In 2009, a Court Of Appeal ruled in a case concerning noise induced hearing loss and safety in the workplace. It contended employers were liable for any risk that would give rise to injuries, such as hearing damage that existed, not just for a reasonably-foreseeable risk, as was previously held.
This ruling has implication for employers, as it means that risks would have to be considered that they may not even be able to foresee. In the above case, it was held, in accordance with section 29 of the Factories Act 1961, that even though the risk of industrial deafness was minimal and affected only a small minority of employees, it was not an adequate defence by the employer for not taking action to remove it, where reasonably practicable.
Two year earlier, the original excessive noise level case was dismissed at the High Court. The claimants alleged that they had suffered noise-induced hearing loss as a result of exposure to noise levels between 80dB 90dB, while working in textile factories prior to the introduction of ‘The Noise at Work Regulations 1989’. Only one claimant appealed against the court’s decision.
It had been held in the lower court that, in the absence of “greater than average knowledge” by an employer or safety professional as to the dangers of noise exposure at levels below 90dB, the existing common-law action level was reaffirmed – i.e. employers could remain reliant on the defence of reasonable foreseeability, and thus escape liability for such conditions.
Small-scale textile manufacturers were set at 90dB level, at which they were required to take action to protect their employees from hearing damage, while large-scale producers were set an action level of 85dB, owing to their “greater knowledge” of what constituted unsafe levels of noise.
When the case was heard in the Court of Appeal, the common-law position was effectively upheld. The judge in the lower court had used a decision in a previous case, to equate the section 29 standard of safety to the common-law position – meaning that an employer only had to ensure that his workplace was safe as far as was reasonably foreseeable.
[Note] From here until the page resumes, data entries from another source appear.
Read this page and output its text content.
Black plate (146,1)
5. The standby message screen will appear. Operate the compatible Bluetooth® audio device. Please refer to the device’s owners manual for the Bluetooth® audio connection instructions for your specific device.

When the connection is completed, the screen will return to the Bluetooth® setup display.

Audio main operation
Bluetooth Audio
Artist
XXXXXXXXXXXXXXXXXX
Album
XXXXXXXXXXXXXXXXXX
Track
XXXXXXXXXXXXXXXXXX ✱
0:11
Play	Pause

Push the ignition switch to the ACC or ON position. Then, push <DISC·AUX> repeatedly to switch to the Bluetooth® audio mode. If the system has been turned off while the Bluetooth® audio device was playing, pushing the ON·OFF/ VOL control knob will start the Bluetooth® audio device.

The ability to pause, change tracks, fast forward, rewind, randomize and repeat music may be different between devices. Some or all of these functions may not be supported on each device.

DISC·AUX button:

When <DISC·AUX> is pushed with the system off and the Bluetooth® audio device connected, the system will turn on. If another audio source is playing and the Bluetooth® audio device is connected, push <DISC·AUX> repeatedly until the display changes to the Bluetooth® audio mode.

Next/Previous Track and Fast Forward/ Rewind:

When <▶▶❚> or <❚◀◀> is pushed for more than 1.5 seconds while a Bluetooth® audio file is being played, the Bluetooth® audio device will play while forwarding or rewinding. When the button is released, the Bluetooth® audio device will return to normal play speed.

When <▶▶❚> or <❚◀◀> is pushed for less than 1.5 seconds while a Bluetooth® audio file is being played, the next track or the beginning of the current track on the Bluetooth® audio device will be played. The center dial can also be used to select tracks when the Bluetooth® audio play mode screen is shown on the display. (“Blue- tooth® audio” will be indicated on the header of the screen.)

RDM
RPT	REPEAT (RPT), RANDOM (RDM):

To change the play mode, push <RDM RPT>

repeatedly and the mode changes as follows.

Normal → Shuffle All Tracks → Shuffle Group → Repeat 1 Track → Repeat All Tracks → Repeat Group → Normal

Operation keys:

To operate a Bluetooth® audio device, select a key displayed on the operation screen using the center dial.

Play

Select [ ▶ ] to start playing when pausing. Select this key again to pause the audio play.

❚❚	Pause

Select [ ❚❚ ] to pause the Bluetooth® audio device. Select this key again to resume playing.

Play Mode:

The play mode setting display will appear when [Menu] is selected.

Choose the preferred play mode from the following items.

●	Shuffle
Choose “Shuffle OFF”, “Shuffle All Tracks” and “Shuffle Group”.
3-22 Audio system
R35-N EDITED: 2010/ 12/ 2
However, the key issue relating to the application of section 29 of the Factories Act – the need to keep a place of work safe – went against the defendant.
It was concluded that, an average-sized employer should have sought advice from an acoustic engineer as to the proportion of risk arising from exposure to 85dB, and that the absence of hearing protection was in breach of section 29.
The claimant had been exposed to noise levels between 85 and 86 dB. Since she had established cause resulting in effect at the court below the Court of Appeal, she had succeeded in proving that her employer was liable for her noise-induced hearing loss.